Of a Kind offers more than beautifully crafted clothing, jewelry and accessories. It also tells the stories about how those goods are made (and the people who make them) through one-on-one interviews and photos shot by Jamie Beck. Of a Kind takes advantage of sharing products on the social platforms that make the most sense marketing-wise, which is a perfect candidate for Pinterest. The company page itself has included more than 2,000 pins, as well as boards featuring bridesmaid looks, home and studio tours, designer stories and gift guides.

5. Equinox

Equinox

The Equinox approach to content marketing can be summarised by its promotional material: “It’s not fitness, it’s life.”

The chain of upscale fitness clubs is active on social platforms and keeps a blog about healthy living.
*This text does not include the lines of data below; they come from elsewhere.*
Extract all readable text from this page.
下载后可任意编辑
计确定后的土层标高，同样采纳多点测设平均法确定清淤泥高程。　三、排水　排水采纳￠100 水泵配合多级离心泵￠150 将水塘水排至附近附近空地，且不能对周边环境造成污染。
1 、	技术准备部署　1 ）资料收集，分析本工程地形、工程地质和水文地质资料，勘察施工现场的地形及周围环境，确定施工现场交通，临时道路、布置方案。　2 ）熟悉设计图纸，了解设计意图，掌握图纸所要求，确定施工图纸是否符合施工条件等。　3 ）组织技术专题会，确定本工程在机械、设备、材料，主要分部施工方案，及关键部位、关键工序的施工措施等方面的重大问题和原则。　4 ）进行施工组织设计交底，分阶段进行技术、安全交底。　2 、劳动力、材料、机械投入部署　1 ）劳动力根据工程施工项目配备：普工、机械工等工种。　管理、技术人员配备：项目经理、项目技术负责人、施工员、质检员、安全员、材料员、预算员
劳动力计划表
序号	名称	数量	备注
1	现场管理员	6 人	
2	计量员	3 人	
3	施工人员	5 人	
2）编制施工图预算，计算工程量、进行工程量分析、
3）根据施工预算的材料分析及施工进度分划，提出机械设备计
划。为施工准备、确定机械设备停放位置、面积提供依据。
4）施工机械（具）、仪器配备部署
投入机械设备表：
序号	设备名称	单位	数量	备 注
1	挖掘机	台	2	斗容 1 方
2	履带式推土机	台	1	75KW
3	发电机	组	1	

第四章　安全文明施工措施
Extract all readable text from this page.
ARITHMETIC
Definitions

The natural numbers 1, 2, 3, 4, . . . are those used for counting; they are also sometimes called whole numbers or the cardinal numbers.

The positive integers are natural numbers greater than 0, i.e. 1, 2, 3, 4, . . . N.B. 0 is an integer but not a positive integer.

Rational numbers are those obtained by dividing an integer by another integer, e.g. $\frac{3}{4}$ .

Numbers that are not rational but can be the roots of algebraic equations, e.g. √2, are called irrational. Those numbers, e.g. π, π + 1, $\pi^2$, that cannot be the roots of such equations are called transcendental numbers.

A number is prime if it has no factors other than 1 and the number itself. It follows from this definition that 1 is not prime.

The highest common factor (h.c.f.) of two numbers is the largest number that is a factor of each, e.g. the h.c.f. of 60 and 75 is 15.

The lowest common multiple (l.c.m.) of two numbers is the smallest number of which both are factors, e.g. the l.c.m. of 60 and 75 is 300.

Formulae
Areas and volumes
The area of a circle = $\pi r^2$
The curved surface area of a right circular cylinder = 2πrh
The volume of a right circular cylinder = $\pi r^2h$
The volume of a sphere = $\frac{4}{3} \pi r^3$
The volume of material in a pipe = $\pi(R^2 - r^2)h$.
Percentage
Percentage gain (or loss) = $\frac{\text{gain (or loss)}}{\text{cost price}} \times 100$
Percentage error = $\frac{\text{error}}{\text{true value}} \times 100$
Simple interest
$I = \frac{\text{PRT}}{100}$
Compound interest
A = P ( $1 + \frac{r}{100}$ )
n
While much of the content on these platforms is branded with the company logo and jargons, it isn’t overly promotional. For example, the YouTube video on “How to Get a Surfer’s Body” features a pump-it-up beat in the background (no voiceover) and a chiseled surfer-stud working out on the beach. And the Contortionist video simply flaunts the beauty and elegance of the human body. The videos operate more as inspirational exercise guides than as promotions for classes or personal training sessions — in fact, neither even takes place in a gym. On Twitter, Equinox frequently retweets helpful articles, events and suggestions for working out or adhering to a healthy diet.

With these strategies, Equinox appeals not only to customers, but to anyone striving to live a healthy, fitness-oriented lifestyle, making it more likely that people will share the content (and potentially bring business in the door).